06/08/10

Arrodillada ante la tosca imagen

   Arrodillada ante la tosca imagen,
mi espíritu, abismado en lo infinito,
impía acaso, interrogando al cielo
y al infierno a la vez, tiemblo y vacilo.
¿Qué somos? ¿Qué es la muerte? La campana
con sus ecos responde a mis gemidos
desde la altura, y sin esfuerzo el llanto
baña ardiente mi rostro enflaquecido.
¡Qué horrible sufrimiento! ¡Tú tan sólo
lo puedes ver y comprender, Dios mío!

   ¿Es verdad que lo ves?

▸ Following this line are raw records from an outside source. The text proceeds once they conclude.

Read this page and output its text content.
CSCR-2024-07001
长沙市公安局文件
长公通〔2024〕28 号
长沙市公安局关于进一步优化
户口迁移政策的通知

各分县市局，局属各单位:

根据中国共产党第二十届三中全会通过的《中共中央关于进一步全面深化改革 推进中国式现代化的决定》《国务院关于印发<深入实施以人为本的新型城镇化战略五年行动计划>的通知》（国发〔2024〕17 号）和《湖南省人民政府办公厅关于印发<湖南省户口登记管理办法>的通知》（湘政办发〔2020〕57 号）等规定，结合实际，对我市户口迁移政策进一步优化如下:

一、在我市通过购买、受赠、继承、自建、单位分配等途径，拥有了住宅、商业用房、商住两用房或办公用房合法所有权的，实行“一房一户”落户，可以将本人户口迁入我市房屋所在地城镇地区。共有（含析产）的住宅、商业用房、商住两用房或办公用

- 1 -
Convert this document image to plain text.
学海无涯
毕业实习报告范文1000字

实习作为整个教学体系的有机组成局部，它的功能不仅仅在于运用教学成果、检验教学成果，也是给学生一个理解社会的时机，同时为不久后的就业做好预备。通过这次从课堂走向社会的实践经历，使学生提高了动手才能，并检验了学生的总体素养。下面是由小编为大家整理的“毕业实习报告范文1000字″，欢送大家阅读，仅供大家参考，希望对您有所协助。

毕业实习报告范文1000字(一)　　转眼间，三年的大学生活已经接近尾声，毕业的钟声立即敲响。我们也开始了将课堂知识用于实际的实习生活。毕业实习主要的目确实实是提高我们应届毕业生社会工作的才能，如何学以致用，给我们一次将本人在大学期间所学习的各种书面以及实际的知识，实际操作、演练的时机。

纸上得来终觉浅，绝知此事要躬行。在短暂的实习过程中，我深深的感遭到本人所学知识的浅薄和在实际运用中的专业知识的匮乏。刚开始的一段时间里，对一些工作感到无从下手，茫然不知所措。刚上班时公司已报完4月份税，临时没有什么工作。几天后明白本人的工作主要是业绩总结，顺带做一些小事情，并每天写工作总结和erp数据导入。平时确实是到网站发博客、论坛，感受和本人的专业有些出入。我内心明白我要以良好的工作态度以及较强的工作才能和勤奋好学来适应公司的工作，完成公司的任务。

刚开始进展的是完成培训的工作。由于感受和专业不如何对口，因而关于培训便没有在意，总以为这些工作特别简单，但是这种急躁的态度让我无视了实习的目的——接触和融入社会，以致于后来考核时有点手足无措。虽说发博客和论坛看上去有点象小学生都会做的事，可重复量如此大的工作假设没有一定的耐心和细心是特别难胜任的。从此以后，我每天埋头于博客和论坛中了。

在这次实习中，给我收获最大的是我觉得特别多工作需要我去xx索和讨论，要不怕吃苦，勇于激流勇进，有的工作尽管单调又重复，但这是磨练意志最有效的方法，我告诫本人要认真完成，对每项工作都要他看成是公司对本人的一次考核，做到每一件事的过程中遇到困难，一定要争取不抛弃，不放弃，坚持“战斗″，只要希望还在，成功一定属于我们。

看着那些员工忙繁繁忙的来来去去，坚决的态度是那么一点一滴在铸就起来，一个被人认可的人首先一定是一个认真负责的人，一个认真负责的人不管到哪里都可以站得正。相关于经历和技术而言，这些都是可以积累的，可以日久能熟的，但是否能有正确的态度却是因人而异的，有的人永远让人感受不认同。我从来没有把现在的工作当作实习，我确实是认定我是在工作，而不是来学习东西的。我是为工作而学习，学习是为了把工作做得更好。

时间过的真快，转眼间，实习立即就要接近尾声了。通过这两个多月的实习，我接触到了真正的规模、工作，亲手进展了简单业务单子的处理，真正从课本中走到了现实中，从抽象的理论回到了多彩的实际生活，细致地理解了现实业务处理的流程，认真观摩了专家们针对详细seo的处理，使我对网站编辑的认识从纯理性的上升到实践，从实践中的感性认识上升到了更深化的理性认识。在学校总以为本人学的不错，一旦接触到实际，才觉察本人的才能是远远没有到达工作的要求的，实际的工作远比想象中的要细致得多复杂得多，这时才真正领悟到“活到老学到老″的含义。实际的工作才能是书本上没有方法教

Señor, entonces,
piadoso y compasivo
vuelve a mis ojos la celeste venda
de la fe bienhechora que he perdido,
y no consientas, no, que cruce errante,
huérfano y sin arrimo,
acá abajo los yermos de la vida,
más allá las llamadas del vacío.

   Sigue tocando a muerto, y siempre mudo
e impasible el divino
rostro del Redentor, deja que envuelto
en sombras quede el humillado espíritu.
Silencio siempre; únicamente el órgano
con sus acentos místicos
resuena allá de la desierta nave
bajo el arco sombrío.

   Todo acabó quizás, menos mi pena,
puñal de doble filo;
todo, menos la duda que nos lanza
de un abismo de horror en otro abismo.

   Desierto el mundo, despoblado el cielo,
enferma el alma y en el polvo hundido
el sacro altar en donde
se exhalaron fervientes mis suspiros,
en mil pedazos roto
mi Dios, cayó al abismo,
y al buscarle anhelante, sólo encuentro
la soledad inmensa del vacío.

   De improviso los ángeles
desde sus altos nichos
de mármol, me miraron tristemente
y una voz dulce resonó en mi oído:
"Pobre alma, espera y llora
a los pies del Altísimo;
mas no olvides que al cielo
nunca ha llegado el insolente grito
de un corazón que de la vil materia
y del barro de Adán formó sus ídolos."